0%

部署DC环境

基础环境搭建

四台阿里云集群:

1
2
3
4
172.0.0.1    master1
172.0.0.2 agent1
172.0.0.3 agent2
172.0.0.4 agent3

其中172.0.0.1机器可以访问外网(47.0.0.1)。

安装Docker

每台机器都安装

  • 安装必要的packages
    1
    2
    3
    sudo yum install -y yum-utils \
    device-mapper-persistent-data \
    lvm2
  • 配置阿里镜像源
    1
    2
    3
    sudo yum-config-manager \
    --add-repo \
    http://mirrors.aliyun.com/docker-ce/linux/centos/docker-ce.repo
  • 安装docker
    1
    yum install docker-ce
  • 开启docker服务
    1
    systemctl start docker

    遇到的问题:

    docker daemon不能启动,即执行systemctl start docker时提示Job for docker.service failed because the control process exited with error code.

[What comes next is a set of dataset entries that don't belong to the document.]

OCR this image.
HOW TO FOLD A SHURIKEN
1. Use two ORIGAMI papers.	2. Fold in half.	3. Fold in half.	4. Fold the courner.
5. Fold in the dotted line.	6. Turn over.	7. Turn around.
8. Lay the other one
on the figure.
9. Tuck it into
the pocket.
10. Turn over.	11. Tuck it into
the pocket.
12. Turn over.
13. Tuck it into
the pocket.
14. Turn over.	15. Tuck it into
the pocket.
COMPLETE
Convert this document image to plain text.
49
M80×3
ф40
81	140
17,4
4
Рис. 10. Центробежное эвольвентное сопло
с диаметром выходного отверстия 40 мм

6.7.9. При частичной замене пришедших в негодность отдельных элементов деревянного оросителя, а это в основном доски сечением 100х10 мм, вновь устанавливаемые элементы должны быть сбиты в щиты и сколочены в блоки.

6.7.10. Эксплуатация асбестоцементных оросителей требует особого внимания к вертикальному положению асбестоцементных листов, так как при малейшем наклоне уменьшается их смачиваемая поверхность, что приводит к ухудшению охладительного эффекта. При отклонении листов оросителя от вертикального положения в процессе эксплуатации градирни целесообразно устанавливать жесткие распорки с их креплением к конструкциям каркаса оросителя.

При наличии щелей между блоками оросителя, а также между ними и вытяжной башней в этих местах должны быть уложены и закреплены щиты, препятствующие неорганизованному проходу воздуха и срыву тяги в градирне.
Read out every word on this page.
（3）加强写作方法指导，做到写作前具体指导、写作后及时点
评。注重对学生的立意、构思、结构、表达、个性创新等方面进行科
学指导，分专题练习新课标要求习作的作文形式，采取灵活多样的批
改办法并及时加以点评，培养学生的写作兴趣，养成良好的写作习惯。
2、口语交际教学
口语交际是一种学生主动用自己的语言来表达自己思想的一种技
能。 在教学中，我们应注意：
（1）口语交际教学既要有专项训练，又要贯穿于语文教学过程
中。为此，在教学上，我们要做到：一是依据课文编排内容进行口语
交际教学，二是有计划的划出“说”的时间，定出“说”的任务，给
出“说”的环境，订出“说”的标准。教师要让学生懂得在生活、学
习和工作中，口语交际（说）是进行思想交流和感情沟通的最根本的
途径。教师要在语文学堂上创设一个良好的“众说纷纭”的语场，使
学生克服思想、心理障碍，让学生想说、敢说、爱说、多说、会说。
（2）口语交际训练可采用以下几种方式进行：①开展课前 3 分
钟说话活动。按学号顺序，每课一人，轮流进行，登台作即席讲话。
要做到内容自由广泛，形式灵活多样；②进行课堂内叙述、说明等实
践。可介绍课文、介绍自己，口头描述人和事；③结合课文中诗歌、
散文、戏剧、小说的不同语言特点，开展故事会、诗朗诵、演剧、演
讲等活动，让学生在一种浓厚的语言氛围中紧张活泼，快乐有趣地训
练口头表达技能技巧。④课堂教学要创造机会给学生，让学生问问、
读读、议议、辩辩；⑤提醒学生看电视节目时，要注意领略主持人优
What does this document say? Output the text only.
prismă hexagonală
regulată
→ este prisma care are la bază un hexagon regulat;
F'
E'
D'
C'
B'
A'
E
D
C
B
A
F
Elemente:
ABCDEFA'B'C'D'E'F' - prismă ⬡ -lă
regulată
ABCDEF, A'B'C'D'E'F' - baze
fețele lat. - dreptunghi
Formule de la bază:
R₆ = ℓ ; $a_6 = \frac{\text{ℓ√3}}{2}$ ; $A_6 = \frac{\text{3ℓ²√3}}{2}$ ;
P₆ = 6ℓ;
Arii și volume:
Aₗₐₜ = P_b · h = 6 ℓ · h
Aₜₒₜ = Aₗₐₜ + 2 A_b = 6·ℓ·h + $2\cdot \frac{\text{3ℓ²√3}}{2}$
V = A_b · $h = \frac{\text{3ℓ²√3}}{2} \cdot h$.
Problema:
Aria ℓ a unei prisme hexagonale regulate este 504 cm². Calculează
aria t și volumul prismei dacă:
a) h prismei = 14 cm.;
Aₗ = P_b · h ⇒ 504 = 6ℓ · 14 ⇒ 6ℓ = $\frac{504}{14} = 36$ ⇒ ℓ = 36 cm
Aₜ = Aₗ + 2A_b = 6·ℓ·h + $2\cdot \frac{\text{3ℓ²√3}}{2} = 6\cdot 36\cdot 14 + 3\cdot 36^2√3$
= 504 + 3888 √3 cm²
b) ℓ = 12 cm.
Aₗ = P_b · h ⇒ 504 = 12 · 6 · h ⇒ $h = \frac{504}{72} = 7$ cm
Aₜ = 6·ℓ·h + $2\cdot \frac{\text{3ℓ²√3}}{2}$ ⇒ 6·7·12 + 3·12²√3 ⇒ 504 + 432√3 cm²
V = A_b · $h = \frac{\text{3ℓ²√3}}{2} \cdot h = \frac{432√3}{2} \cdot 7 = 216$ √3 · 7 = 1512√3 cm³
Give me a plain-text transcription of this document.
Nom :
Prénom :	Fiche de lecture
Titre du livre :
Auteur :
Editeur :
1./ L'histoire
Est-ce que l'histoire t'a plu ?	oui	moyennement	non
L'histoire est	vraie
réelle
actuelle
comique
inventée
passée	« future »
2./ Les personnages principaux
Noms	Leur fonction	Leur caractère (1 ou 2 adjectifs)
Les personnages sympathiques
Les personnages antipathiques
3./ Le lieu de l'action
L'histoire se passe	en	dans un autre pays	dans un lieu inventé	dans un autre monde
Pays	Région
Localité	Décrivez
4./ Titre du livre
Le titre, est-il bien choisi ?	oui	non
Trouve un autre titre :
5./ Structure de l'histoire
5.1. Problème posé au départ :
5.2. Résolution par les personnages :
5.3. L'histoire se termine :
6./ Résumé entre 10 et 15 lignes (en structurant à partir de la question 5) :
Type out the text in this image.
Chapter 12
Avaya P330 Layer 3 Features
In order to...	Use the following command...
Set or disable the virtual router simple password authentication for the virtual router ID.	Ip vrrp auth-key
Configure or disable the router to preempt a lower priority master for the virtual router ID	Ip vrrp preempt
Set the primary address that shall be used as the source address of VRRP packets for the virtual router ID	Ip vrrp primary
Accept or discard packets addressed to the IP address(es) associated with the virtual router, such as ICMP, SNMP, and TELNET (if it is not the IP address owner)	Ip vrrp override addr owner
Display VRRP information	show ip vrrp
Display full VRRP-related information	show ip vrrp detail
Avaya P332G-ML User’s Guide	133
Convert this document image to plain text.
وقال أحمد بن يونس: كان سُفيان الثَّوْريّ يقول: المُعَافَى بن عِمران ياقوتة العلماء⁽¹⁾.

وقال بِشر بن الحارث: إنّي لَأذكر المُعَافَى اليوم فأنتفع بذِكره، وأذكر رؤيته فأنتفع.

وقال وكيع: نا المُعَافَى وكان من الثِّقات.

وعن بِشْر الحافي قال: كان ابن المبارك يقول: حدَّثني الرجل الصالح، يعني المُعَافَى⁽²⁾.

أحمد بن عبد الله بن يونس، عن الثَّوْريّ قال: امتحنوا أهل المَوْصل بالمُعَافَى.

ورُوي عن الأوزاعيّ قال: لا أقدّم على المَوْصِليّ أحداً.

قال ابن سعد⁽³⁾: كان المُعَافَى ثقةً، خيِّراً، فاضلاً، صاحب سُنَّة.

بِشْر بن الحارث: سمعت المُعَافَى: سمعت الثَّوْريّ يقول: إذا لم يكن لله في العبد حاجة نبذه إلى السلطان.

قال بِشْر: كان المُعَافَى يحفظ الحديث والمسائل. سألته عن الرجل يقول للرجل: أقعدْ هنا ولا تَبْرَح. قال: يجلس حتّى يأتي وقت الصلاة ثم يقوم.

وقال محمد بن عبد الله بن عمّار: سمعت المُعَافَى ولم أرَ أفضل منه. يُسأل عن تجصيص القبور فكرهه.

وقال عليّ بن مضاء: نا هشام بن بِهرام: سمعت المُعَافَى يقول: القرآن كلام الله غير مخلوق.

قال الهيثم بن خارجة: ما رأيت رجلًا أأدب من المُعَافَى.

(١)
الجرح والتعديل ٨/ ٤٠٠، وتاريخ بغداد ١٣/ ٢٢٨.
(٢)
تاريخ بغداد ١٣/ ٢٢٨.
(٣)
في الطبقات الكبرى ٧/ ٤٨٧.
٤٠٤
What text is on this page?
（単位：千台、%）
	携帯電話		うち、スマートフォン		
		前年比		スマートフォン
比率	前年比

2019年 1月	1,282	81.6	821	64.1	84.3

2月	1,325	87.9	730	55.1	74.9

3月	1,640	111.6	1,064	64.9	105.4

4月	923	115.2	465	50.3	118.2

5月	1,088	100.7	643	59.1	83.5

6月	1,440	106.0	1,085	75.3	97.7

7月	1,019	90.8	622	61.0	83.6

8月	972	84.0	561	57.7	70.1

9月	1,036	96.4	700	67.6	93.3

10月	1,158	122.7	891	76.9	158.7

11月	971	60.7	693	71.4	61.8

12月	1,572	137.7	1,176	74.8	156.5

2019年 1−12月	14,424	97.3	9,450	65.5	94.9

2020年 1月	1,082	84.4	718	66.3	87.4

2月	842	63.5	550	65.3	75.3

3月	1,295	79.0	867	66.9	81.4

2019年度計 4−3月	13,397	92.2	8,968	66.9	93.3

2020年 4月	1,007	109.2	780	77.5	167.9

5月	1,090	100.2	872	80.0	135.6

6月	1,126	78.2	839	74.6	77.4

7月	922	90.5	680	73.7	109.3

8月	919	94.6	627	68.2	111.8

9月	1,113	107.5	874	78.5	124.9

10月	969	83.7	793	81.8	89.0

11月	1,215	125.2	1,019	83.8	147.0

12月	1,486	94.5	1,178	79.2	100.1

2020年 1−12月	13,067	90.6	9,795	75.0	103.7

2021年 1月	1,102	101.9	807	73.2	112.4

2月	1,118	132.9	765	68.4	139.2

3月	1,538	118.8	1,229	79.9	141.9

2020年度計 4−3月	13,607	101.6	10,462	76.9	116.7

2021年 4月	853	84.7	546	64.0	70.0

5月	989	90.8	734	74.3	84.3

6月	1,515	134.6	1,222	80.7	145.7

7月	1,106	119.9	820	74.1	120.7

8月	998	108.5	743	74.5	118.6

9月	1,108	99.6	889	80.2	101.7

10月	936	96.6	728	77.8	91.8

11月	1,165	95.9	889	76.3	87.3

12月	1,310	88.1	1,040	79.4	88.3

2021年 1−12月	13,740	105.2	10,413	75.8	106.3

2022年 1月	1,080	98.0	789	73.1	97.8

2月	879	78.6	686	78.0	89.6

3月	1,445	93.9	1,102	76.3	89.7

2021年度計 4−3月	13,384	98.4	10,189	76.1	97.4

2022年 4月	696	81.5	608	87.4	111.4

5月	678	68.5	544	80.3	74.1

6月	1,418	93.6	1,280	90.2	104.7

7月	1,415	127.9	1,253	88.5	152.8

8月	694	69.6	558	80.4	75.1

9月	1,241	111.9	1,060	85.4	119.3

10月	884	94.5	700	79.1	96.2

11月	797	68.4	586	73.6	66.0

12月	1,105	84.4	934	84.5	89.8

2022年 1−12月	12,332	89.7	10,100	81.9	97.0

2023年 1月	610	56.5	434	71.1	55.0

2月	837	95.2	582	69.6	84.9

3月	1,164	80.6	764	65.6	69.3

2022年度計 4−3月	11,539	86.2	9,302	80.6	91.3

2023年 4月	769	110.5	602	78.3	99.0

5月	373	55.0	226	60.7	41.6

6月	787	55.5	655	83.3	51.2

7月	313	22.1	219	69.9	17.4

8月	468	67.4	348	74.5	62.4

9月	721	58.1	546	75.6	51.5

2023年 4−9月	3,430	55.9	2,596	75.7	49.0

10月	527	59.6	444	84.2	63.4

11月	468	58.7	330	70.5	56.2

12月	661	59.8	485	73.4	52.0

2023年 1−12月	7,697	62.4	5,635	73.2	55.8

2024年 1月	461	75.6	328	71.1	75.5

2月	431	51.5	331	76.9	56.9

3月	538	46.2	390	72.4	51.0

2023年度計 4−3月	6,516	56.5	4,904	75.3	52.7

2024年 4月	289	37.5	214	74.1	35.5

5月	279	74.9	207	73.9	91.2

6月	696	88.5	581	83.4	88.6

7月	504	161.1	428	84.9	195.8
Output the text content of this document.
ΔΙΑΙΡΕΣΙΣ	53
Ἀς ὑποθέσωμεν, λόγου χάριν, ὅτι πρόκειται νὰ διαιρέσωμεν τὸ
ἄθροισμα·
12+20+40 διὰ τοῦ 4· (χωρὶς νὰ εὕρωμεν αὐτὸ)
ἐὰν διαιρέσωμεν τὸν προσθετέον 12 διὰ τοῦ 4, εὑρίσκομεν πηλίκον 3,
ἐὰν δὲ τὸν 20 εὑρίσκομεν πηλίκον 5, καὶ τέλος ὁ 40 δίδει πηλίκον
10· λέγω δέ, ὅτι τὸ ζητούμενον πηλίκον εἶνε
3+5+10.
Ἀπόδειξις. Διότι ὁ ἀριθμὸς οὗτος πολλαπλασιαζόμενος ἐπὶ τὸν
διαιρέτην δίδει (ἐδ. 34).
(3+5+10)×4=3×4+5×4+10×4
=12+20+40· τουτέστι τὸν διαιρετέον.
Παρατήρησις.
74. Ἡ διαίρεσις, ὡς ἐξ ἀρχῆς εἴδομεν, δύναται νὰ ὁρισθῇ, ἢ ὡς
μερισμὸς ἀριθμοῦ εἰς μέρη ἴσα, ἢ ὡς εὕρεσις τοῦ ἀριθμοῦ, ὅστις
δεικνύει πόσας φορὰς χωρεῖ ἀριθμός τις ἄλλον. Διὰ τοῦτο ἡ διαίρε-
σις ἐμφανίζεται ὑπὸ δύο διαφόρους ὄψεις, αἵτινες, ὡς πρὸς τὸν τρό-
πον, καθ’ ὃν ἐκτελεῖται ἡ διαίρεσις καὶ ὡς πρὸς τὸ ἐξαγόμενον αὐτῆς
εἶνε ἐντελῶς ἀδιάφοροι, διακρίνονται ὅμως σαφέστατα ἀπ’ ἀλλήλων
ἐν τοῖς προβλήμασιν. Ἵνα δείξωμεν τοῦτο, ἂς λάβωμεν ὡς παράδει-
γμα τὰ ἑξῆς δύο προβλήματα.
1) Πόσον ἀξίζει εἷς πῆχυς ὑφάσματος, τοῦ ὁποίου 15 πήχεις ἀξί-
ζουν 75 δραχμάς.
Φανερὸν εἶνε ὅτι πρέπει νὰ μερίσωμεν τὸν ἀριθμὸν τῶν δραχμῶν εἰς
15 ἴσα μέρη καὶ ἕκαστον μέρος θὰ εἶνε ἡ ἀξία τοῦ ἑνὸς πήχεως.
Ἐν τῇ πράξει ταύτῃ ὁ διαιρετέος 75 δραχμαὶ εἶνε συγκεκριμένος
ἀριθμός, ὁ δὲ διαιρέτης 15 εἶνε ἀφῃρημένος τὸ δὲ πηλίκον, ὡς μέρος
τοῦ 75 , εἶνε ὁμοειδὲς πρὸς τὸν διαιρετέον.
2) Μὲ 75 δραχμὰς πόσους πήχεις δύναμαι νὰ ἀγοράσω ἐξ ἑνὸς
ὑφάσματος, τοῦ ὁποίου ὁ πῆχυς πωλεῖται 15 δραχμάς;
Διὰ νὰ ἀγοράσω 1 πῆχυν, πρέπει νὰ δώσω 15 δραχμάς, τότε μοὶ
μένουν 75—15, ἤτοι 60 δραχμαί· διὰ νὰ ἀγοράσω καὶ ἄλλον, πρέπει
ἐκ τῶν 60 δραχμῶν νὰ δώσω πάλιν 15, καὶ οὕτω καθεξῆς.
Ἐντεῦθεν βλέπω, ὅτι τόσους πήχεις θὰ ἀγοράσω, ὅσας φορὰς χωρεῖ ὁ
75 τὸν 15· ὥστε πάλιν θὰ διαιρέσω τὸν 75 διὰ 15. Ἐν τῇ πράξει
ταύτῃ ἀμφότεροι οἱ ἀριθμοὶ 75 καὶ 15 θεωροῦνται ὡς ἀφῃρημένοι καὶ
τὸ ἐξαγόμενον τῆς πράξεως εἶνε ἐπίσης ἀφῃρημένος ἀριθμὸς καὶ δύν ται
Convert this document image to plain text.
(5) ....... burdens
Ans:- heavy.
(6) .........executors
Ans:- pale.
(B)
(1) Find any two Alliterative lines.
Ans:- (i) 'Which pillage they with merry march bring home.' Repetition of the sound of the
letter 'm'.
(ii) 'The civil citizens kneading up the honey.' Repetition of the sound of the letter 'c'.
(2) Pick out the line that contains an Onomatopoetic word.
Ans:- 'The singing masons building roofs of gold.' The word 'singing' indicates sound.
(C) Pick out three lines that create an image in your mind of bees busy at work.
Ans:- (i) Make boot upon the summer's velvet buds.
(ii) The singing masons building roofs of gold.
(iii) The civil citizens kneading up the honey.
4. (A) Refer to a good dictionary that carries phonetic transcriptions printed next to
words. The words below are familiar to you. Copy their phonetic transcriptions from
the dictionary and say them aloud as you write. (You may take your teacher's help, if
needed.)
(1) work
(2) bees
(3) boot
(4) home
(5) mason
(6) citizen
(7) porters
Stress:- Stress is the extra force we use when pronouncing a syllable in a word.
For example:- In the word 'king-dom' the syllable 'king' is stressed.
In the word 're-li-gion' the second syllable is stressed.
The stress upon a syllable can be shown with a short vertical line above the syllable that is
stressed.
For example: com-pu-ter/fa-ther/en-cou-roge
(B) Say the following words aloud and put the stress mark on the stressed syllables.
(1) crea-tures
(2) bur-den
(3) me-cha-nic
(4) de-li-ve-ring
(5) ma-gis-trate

See "systemctl status docker.service" and "journalctl -xe" for details. ,执行systemctl status docker.service ,输出 Active: failed (Result: start-limit) Process: 7880 ExecStart=/usr/bin/dockerd (code=exited, status=1/FAILURE) Main PID: 7880 (code=exited, status=1/FAILURE)
    解决方法:
    1
    2
    3
    4
    5
    6
    7
    rm -rf /var/lib/docker/
    # 添加如下内容
    # vim /etc/docker/daemon.json
    {
    "graph": "/mnt/docker-data",
    "storage-driver": "overlay"
    }

安装Glusterfs

  • 每台机器都安装
    1
    2
    3
    4
    5
    6
    yum install glusterfs
    yum install glusterfs-cli
    yum install glusterfs-libs
    yum install glusterfs-server
    yum install glusterfs-fuse
    yum install glusterfs-geo-replication
  • 在每台机器上的/etc/hosts文件中添加hosts信息:
    1
    2
    3
    4
    172.0.0.1    master1
    172.0.0.2 agent1
    172.0.0.3 agent2
    172.0.0.4 agent3
  • 加入peer
    1
    2
    3
    4
    5
    6
    # master1上:
    gluster peer probe agent1
    gluster peer probe agent2
    gluster peer probe agent3
    # 在各台机器上查看peer status
    gluster peer status
  • 创建两个volume,一个做复制卷(replica=2),一个Hash卷
    • 创建复制卷:

      • 在master1和agent1上创建/data/repli目录
      • 执行gluster volume create replica_volume replica 2 transport tcp master1:/data/repli agent1:/data/repli force创建名为replica_volume的复制卷
      • 执行gluster volume start replica_volume开启复制卷
      • 在master1上创建目录/data/mnt用于挂载复制卷
      • 执行mount -t glusterfs master1:replica_volume /data/mnt挂载复制卷
    • 创建Hash卷

      • 分别在四台机器上创建/data/hash目录
      • 执行gluster volume create hash_volume master1:/data/hash agent1:/data/hash agent2:/data/hash agent3:/data/hash force 创建名为hash_volume的Hash卷
      • 执行gluster volume start hash_volume
      • 在master1上创建目录/data/mnt_hash用于挂载Hash卷
      • 执行mount -t glusterfs master1:hash_volume /data/mnt_hash挂载Hash卷

Mesos+Zookeeper+Marathon集群搭建

Mesos-master节点

这里使用master1节点作为mesos-master,配置如下:

  • 关闭selinux

    1
    2
    sed -i '/SELINUX/s/enforcing/disabled/' /etc/selinux/config
    setenforce 0
  • 关闭防火墙

    1
    2
    systemctl stop firewalld.service
    systemctl disable firewalld.service
  • 添加mesos的yum源

    1
    rpm -Uvh http://repos.mesosphere.io/el/7/noarch/RPMS/mesosphere-el-repo-7-1.noarch.rpm
  • 安装依赖的JDK环境、Mesos1.5.0、Marathon、Zookeeper

    1
    2
    3
    # 需要java8
    yum install -y java-1.8.0-openjdk-devel java-1.8.0-openjdk
    yum -y install mesos marathon mesosphere-zookeeper
  • 配置Zookeeper
    我们将master1、agent1和agent2作为zookeeper的三个Znode,分别编号为1,2,3;zookeeper的配置必须在这三个Znode上都完成。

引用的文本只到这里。